After investing all of this time and energy searching for an answer to whether or not God exists, here's my conclusion: I don't know.

I know you were probably hoping for a better answer, but that's the best I have. I don't know if there's a God, but here's the thing: neither do you. And neither do William Lane Craig, Sam Harris, Billy Graham, Richard Dawkins or Pastor Greg Laurie. No one knows for sure what happens when you die, and if they tell you they do, hang on to your wallet because the pitch is coming.

I personally hope there is a God. Not the God of the Bible, but a loving, caring creator that would guide us to the next realm, if such a realm exists. I hope there's a heaven, too. Not the one in the Bible that's the opposite of hell, but a peaceful place to rest without war, poverty, or human suffering. And no income tax would be a bonus.

My dad died a few months ago, and I miss him. I'd like to see him again and maybe even hit a few tennis balls together. As comforting as all this would be, I'm not betting on it. I think it's unlikely. But no one knows for sure, and I'll hope for the best. I'll remain open-minded and welcome credible evidence if it's ever presented.
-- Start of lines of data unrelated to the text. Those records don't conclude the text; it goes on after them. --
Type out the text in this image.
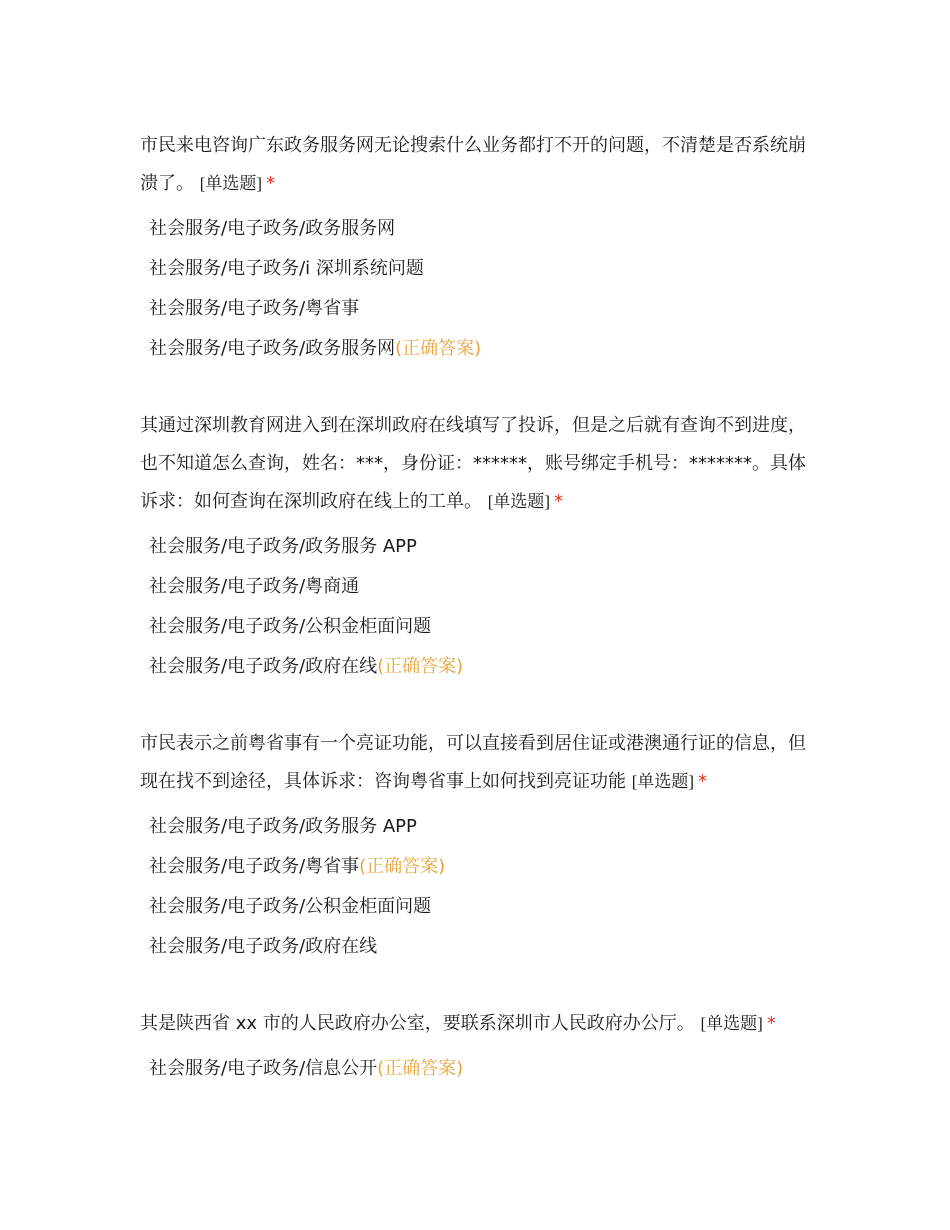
市民来电咨询广东政务服务网无论搜索什么业务都打不开的问题，不清楚是否系统崩溃了。 [单选题] *

社会服务/电子政务/政务服务网
社会服务/电子政务/i 深圳系统问题
社会服务/电子政务/粤省事
社会服务/电子政务/政务服务网(正确答案)

其通过深圳教育网进入到在深圳政府在线填写了投诉，但是之后就有查询不到进度，也不知道怎么查询，姓名：***，身份证：******，账号绑定手机号：*******。具体诉求：如何查询在深圳政府在线上的工单。 [单选题] *

社会服务/电子政务/政务服务 APP
社会服务/电子政务/粤商通
社会服务/电子政务/公积金柜面问题
社会服务/电子政务/政府在线(正确答案)

市民表示之前粤省事有一个亮证功能，可以直接看到居住证或港澳通行证的信息，但现在找不到途径，具体诉求：咨询粤省事上如何找到亮证功能 [单选题] *

社会服务/电子政务/政务服务 APP
社会服务/电子政务/粤省事(正确答案)
社会服务/电子政务/公积金柜面问题
社会服务/电子政务/政府在线

其是陕西省 xx 市的人民政府办公室，要联系深圳市人民政府办公厅。 [单选题] *

社会服务/电子政务/信息公开(正确答案)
I would welcome that as much as anyone.

If there is a God, you won't find Him in the Bible or the church, but inside your own heart. I'd suggest searching there first. A God that allows his people to suffer needlessly is not a God worth worshipping. Instead, we need to look inside ourselves and band together as human beings to end the misery that visits so many.

It's time to stop praying to an invisible man in the sky and start taking steps to reduce human suffering. As far as establishing a moral code without the Bible as our guide, that's simply common sense. Treat people the way you want to be treated. Don't hurt anyone, take their stuff, or infringe on their rights. Obey the laws established by society. If you can give someone a hand when they need it, do so. You're not obligated to, but throwing in a little charity would be a bonus. We all need a little help sometimes.

There's your moral code. No need to carve it in stone or hand it down from a mountain. Just remember to be fair and nice to yourself and others. Did we ever really need a supernatural being or a book to tell us these things? I think we'll be just fine on our own. All we need to do is start thinking for ourselves.